The city of New York is currently facing a challenge to a one-of-a-kind legal agreement that mandates the provision of emergency housing to any individual who requests it. This comes at a time when the city’s shelter system is being overburdened by a significant influx of international migrants who have arrived within the past year.
Late on Tuesday, the city submitted a request to the court, seeking permission to suspend the requirement of sheltering single adults when there is a sudden surge in their population during a state of emergency.
As Mayor Eric Adams prepares to travel through Latin America for four days starting Wednesday, a recent filing has revealed that the city’s shelter system is at capacity, and its resources are overwhelmed. During his trip to Mexico, he plans to discourage people from migrating to New York by letting them know about the current situation. This news comes as a reminder of the urgent need to address the city’s homelessness crisis and to find ways to support those in need.
For months now, the city has been taking steps to suspend what is known as the “right to shelter” due to the influx of migrants. This latest move, represented by the recent filing, is just another attempt in a long-standing legal battle.

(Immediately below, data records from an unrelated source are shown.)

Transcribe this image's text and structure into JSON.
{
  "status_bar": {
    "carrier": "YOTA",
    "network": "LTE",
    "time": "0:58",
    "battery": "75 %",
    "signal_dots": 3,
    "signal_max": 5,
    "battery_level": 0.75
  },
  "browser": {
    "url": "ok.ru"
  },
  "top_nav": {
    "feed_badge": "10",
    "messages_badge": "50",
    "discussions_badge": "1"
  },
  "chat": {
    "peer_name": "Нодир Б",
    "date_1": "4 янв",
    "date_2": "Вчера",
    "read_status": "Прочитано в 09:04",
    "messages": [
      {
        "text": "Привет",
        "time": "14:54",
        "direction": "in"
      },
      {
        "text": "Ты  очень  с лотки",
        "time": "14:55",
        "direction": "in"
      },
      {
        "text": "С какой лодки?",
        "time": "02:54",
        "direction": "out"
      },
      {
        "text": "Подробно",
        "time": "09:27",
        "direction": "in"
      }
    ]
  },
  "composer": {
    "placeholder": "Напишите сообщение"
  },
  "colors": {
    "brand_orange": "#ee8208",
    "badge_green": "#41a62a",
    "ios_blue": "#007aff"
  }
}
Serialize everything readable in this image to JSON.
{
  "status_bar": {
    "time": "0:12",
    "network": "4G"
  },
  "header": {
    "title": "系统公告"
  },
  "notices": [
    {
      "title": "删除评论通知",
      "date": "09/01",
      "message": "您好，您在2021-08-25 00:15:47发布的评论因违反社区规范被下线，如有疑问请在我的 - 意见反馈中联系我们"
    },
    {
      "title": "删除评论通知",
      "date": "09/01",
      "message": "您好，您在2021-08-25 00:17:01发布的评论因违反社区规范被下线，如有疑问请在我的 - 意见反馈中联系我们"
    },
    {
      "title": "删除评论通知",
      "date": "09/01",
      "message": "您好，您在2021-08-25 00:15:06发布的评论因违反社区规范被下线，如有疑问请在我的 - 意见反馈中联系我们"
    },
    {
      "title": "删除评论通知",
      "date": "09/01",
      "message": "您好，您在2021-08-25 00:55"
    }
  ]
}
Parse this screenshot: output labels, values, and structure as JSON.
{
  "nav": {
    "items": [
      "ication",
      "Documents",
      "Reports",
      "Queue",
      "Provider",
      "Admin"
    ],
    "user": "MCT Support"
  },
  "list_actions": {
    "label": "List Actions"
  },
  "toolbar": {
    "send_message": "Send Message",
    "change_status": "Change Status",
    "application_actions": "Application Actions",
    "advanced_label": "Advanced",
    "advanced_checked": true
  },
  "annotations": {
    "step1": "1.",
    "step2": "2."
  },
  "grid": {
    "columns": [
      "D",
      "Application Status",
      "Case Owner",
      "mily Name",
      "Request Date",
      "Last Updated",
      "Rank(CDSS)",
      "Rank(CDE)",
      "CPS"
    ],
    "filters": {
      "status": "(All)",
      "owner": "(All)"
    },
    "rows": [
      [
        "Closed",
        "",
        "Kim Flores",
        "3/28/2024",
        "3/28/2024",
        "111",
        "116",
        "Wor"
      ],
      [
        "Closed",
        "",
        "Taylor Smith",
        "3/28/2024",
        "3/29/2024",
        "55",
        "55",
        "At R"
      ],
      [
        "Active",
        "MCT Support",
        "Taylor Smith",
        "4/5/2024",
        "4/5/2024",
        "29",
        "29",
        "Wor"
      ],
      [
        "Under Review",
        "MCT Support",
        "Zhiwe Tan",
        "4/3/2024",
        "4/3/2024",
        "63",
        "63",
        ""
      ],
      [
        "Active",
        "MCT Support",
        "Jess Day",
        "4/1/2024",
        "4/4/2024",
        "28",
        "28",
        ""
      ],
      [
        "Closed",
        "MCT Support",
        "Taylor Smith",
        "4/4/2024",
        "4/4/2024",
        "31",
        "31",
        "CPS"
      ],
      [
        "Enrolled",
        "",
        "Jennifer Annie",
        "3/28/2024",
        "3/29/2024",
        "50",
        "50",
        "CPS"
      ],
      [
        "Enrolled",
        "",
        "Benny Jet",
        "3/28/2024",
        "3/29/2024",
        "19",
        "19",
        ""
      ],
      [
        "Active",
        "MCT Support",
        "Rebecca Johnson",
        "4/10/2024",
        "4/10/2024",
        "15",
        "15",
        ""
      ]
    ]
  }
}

The shelter requirement in New York City, which has been in effect for more than forty years, was established through a legal agreement in 1981. This agreement mandated that the city must provide temporary housing for every individual experiencing homelessness, a unique provision not found in any other major American city.
Recently, Mayor Adams, a Democrat, expressed concerns about the sustainability of this requirement. He emphasized that with over 122,700 asylum seekers entering the city’s intake system since spring 2022 and projected costs exceeding $12 billion over three years, the current situation is untenable. Mayor Adams stressed that New York City cannot continue to shoulder this responsibility alone.
Initially, Mayor Adams had praised the shelter requirement as a testament to the city’s compassion toward asylum seekers. However, as the crisis persisted, his stance evolved. The city has spent over a billion dollars on renting hotel spaces, establishing large emergency shelters, and providing essential services for migrants who arrive without housing or employment.
Mayor Adams recently stated that this issue threatens to have a detrimental impact on New York City. However, there are differing opinions on this matter. Josh Goldfein, a staff attorney at The Legal Aid Society, believes that if the city’s request to reconsider the shelter requirement is successful, it could lead to dire consequences. Goldfein questions the alternative, expressing concerns about turning people away from the shelter system, resulting in individuals residing in the streets, subways, and parks—a situation not witnessed in decades and one that New Yorkers and city officials likely wish to avoid.